在宏觀的大敘事之外,張正傑的藝術觸角始終細緻地關懷著社會各個族群。他曾因深受電影《刺激1995》感動,從此開啟多年的監獄巡演活動;撫育女兒成長的感悟,也啟發他站在時代之先,舉辦專為110公分以下幼童演出的親子音樂會。面對監獄、病房、偏鄉、幼兒、輪椅族⋯⋯等各種群體,張正傑始終以心換心,用細膩的換位思考,創造療癒人心的藝術演出。如在監獄巡演時,他便堅持場下座位必須保持同樣規格,不能另闢豪華的長官席;當大提琴奏起悠揚的臺灣民謠,讓看似冷硬的受刑人們紛紛落淚,更有大哥感動地承諾張正傑:若是日後走跳江湖遇到麻煩,儘管來找他幫忙!

溫情觀察、大膽發想、堅定履行,張正傑以古典樂活化了臺灣社會的生命力。接下來,張正傑準備在世界疫情減緩之後,將廖瓊枝的哭調演出帶回柏林;此外,張正傑更透露,他已著手聯繫極限運動的贊助商,希望未來能籌措足夠的資金上外太空舉辦演奏會。
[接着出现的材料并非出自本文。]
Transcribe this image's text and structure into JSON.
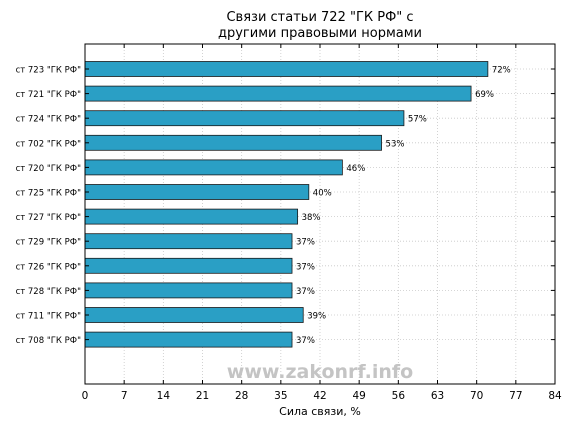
{
  "watermark": "www.zakonrf.info",
  "chart_data": {
    "type": "bar",
    "orientation": "horizontal",
    "title_lines": [
      "Связи статьи 722 \"ГК РФ\" с",
      "другими правовыми нормами"
    ],
    "xlabel": "Сила связи, %",
    "ylabel": "",
    "categories": [
      "ст 723 \"ГК РФ\"",
      "ст 721 \"ГК РФ\"",
      "ст 724 \"ГК РФ\"",
      "ст 702 \"ГК РФ\"",
      "ст 720 \"ГК РФ\"",
      "ст 725 \"ГК РФ\"",
      "ст 727 \"ГК РФ\"",
      "ст 729 \"ГК РФ\"",
      "ст 726 \"ГК РФ\"",
      "ст 728 \"ГК РФ\"",
      "ст 711 \"ГК РФ\"",
      "ст 708 \"ГК РФ\""
    ],
    "values": [
      72,
      69,
      57,
      53,
      46,
      40,
      38,
      37,
      37,
      37,
      39,
      37
    ],
    "value_labels": [
      "72%",
      "69%",
      "57%",
      "53%",
      "46%",
      "40%",
      "38%",
      "37%",
      "37%",
      "37%",
      "39%",
      "37%"
    ],
    "xlim": [
      0,
      84
    ],
    "xticks": [
      0,
      7,
      14,
      21,
      28,
      35,
      42,
      49,
      56,
      63,
      70,
      77,
      84
    ],
    "bar_color": "#2a9fc5",
    "bar_edge_color": "#1a1a1a",
    "grid": true
  }
}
藝術的無限可能,值得所有樂迷拭目以待。

構建臺灣的近未來:龔書章

龔書章以城市設計打造臺灣近未來的生活面貌

龔書章以城市設計打造臺灣近未來的生活面貌

身為獲獎無數的建築師,龔書章在2009年結束了自己的「原相聯合建築師事務所」後,轉而投身教職,同時也積極參與公共領域工作,在更廣闊的時空裡實踐自己的設計理念。

如2010年龔書章協助臺北市都更處提出的都市再生計畫,便跳脫了拆除老建物改建新社區的直線思考,而提出更為積極的「都市再生前進基地推動計畫」(URS, Urban Regeneration Station)。
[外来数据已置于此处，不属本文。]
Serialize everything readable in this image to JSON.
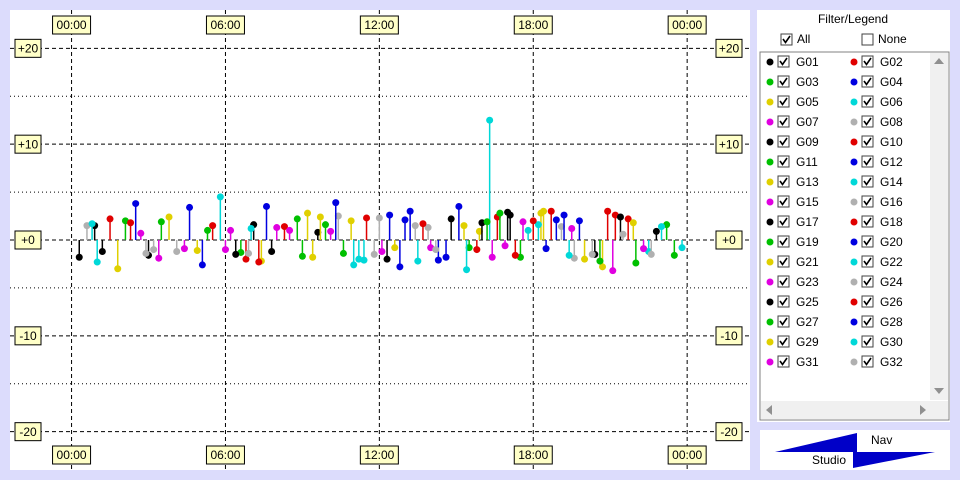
{
  "chart_data": {
    "type": "scatter",
    "xlim": [
      -2.4,
      26.45
    ],
    "ylim": [
      -24,
      24
    ],
    "xticks": [
      {
        "value": 0,
        "label": "00:00"
      },
      {
        "value": 6,
        "label": "06:00"
      },
      {
        "value": 12,
        "label": "12:00"
      },
      {
        "value": 18,
        "label": "18:00"
      },
      {
        "value": 24,
        "label": "00:00"
      }
    ],
    "yticks": [
      {
        "value": 20,
        "label": "+20"
      },
      {
        "value": 10,
        "label": "+10"
      },
      {
        "value": 0,
        "label": "+0"
      },
      -10,
      -20
    ],
    "y_minor_ticks": [
      15,
      5,
      -5,
      -15
    ],
    "grid": true,
    "series": [
      {
        "name": "G01",
        "color": "#000000",
        "x": [
          1.2,
          9.6,
          17.1,
          20.4
        ],
        "values": [
          -1.2,
          0.8,
          2.6,
          -1.5
        ]
      },
      {
        "name": "G02",
        "color": "#e00000",
        "x": [
          5.5,
          15.8,
          18.7,
          21.7
        ],
        "values": [
          1.5,
          -1.0,
          3.0,
          2.2
        ]
      },
      {
        "name": "G03",
        "color": "#00c000",
        "x": [
          2.1,
          10.6,
          17.5,
          23.2
        ],
        "values": [
          2.0,
          -1.4,
          -1.8,
          1.6
        ]
      },
      {
        "name": "G04",
        "color": "#0000e0",
        "x": [
          4.6,
          13.2,
          14.3,
          19.8
        ],
        "values": [
          3.4,
          3.0,
          -2.1,
          2.0
        ]
      },
      {
        "name": "G05",
        "color": "#e0d000",
        "x": [
          1.8,
          9.4,
          18.3,
          20.0
        ],
        "values": [
          -3.0,
          -1.8,
          2.8,
          -2.0
        ]
      },
      {
        "name": "G06",
        "color": "#00d8d8",
        "x": [
          11.2,
          16.3,
          18.2,
          22.5
        ],
        "values": [
          -2.0,
          12.5,
          1.6,
          -1.2
        ]
      },
      {
        "name": "G07",
        "color": "#e000e0",
        "x": [
          6.2,
          10.1,
          16.9,
          21.1
        ],
        "values": [
          1.0,
          0.9,
          -0.6,
          -3.2
        ]
      },
      {
        "name": "G08",
        "color": "#b0b0b0",
        "x": [
          3.2,
          12.0,
          19.1,
          20.3
        ],
        "values": [
          -1.0,
          2.3,
          1.4,
          -1.5
        ]
      },
      {
        "name": "G09",
        "color": "#000000",
        "x": [
          0.9,
          7.8,
          14.8,
          22.8
        ],
        "values": [
          1.5,
          -1.2,
          2.2,
          0.9
        ]
      },
      {
        "name": "G10",
        "color": "#e00000",
        "x": [
          6.8,
          11.5,
          16.6,
          21.2
        ],
        "values": [
          -2.0,
          2.3,
          2.4,
          2.6
        ]
      },
      {
        "name": "G11",
        "color": "#00c000",
        "x": [
          3.5,
          8.8,
          15.5,
          23.5
        ],
        "values": [
          1.9,
          2.2,
          -0.8,
          -1.6
        ]
      },
      {
        "name": "G12",
        "color": "#0000e0",
        "x": [
          5.1,
          12.8,
          15.1,
          18.9
        ],
        "values": [
          -2.6,
          -2.8,
          3.5,
          2.1
        ]
      },
      {
        "name": "G13",
        "color": "#e0d000",
        "x": [
          7.4,
          10.9,
          15.9,
          21.9
        ],
        "values": [
          -2.2,
          2.0,
          0.9,
          1.8
        ]
      },
      {
        "name": "G14",
        "color": "#00d8d8",
        "x": [
          5.8,
          13.5,
          17.8,
          23.8
        ],
        "values": [
          4.5,
          -2.2,
          1.0,
          -0.8
        ]
      },
      {
        "name": "G15",
        "color": "#e000e0",
        "x": [
          2.7,
          6.0,
          14.0,
          19.5
        ],
        "values": [
          0.7,
          -1.0,
          -0.8,
          1.2
        ]
      },
      {
        "name": "G16",
        "color": "#b0b0b0",
        "x": [
          4.1,
          11.8,
          13.9,
          19.6
        ],
        "values": [
          -1.2,
          -1.5,
          1.3,
          -1.9
        ]
      },
      {
        "name": "G17",
        "color": "#000000",
        "x": [
          0.3,
          7.1,
          16.0,
          21.4
        ],
        "values": [
          -1.8,
          1.6,
          1.8,
          2.4
        ]
      },
      {
        "name": "G18",
        "color": "#e00000",
        "x": [
          2.3,
          8.3,
          17.3,
          20.9
        ],
        "values": [
          1.8,
          1.4,
          -1.6,
          3.0
        ]
      },
      {
        "name": "G19",
        "color": "#00c000",
        "x": [
          6.6,
          9.9,
          16.7,
          22.0
        ],
        "values": [
          -1.3,
          1.6,
          2.8,
          -2.4
        ]
      },
      {
        "name": "G20",
        "color": "#0000e0",
        "x": [
          7.6,
          12.4,
          14.6,
          19.2
        ],
        "values": [
          3.5,
          2.6,
          -1.8,
          2.6
        ]
      },
      {
        "name": "G21",
        "color": "#e0d000",
        "x": [
          3.8,
          9.2,
          15.3,
          20.7
        ],
        "values": [
          2.4,
          2.8,
          1.5,
          -2.8
        ]
      },
      {
        "name": "G22",
        "color": "#00d8d8",
        "x": [
          1.0,
          11.0,
          15.4,
          23.0
        ],
        "values": [
          -2.3,
          -2.6,
          -3.1,
          1.4
        ]
      },
      {
        "name": "G23",
        "color": "#e000e0",
        "x": [
          4.4,
          8.0,
          17.6,
          22.3
        ],
        "values": [
          -0.9,
          1.3,
          1.9,
          -0.9
        ]
      },
      {
        "name": "G24",
        "color": "#b0b0b0",
        "x": [
          0.6,
          10.4,
          14.2,
          21.5
        ],
        "values": [
          1.5,
          2.5,
          -1.0,
          0.6
        ]
      },
      {
        "name": "G25",
        "color": "#000000",
        "x": [
          3.0,
          6.4,
          12.3,
          17.0
        ],
        "values": [
          -1.6,
          -1.5,
          -2.0,
          2.9
        ]
      },
      {
        "name": "G26",
        "color": "#e00000",
        "x": [
          1.5,
          7.3,
          13.7,
          18.0
        ],
        "values": [
          2.2,
          -2.3,
          1.7,
          2.0
        ]
      },
      {
        "name": "G27",
        "color": "#00c000",
        "x": [
          5.3,
          9.0,
          16.2,
          20.6
        ],
        "values": [
          1.0,
          -1.7,
          1.9,
          -2.2
        ]
      },
      {
        "name": "G28",
        "color": "#0000e0",
        "x": [
          2.5,
          10.3,
          13.0,
          18.5
        ],
        "values": [
          3.8,
          3.9,
          2.1,
          -0.9
        ]
      },
      {
        "name": "G29",
        "color": "#e0d000",
        "x": [
          4.9,
          9.7,
          12.6,
          18.4
        ],
        "values": [
          -1.1,
          2.4,
          -0.8,
          3.0
        ]
      },
      {
        "name": "G30",
        "color": "#00d8d8",
        "x": [
          0.8,
          7.0,
          11.4,
          19.4
        ],
        "values": [
          1.7,
          1.2,
          -2.1,
          -1.6
        ]
      },
      {
        "name": "G31",
        "color": "#e000e0",
        "x": [
          3.4,
          8.5,
          12.1,
          16.4
        ],
        "values": [
          -1.9,
          1.0,
          -1.2,
          -1.8
        ]
      },
      {
        "name": "G32",
        "color": "#b0b0b0",
        "x": [
          2.9,
          6.9,
          13.4,
          22.6
        ],
        "values": [
          -1.4,
          -1.4,
          1.5,
          -1.5
        ]
      }
    ]
  },
  "filter": {
    "title": "Filter/Legend",
    "all": "All",
    "none": "None",
    "all_checked": true,
    "none_checked": false
  },
  "logo": {
    "top": "Nav",
    "bottom": "Studio"
  }
}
這項計畫挖掘出如大稻埕迪化街、菸酒公賣局中山配銷處舊址⋯⋯等老街區,將之視為一個個點狀的發展基地,以其內蘊的人文特色作為觸媒,再引入適當的社群或團隊進駐經營,讓老街區的生活型態產生文化性質變,並引動周邊區域活化發展。

其後,龔書章擔任臺北市申辦「世界設計之都」、「香港城市雙年展臺北館」等城市策展人時, 更陸續提出了「社會設計Social Design」、「日常培力Urban Network Booting」等城市再生計畫。
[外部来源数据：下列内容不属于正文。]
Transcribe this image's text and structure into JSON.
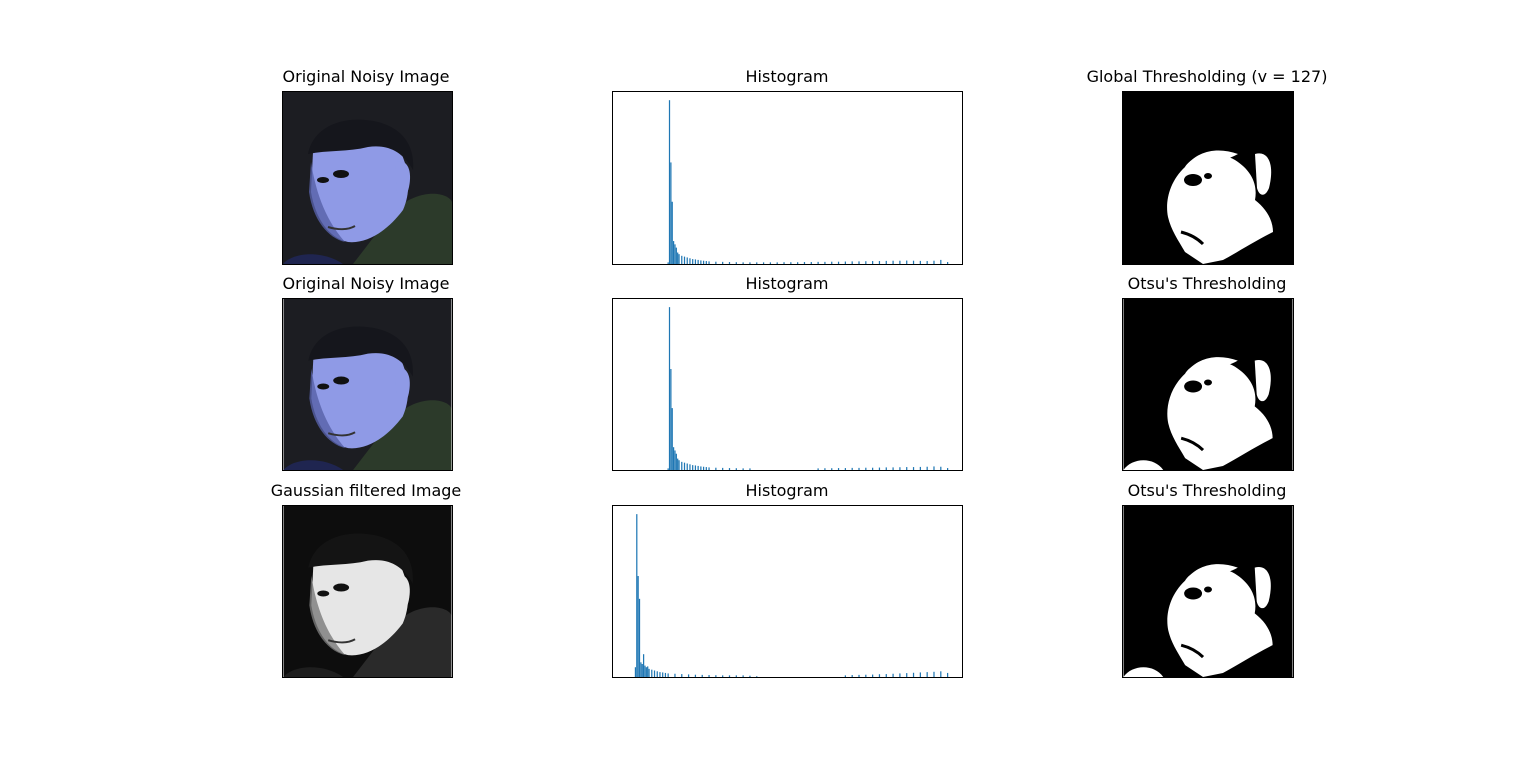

一直以來,他總是將城市場域視為空間載體、而將各種社群工作者視為觸媒網絡,發掘如藝術設計、新創社會企業、以及非營利社會組織等團隊進駐各個基地,讓團隊和社區相互認識交流,進而串流成服務整座城市的能量網絡。十年來,當初培力的社群與團隊,許多已於臺灣各個城市整合扎根,創造出各種富含在地精神的活動,讓臺北人、乃至臺灣人的生活逐步質變,發展出當代城市近未來的新貌。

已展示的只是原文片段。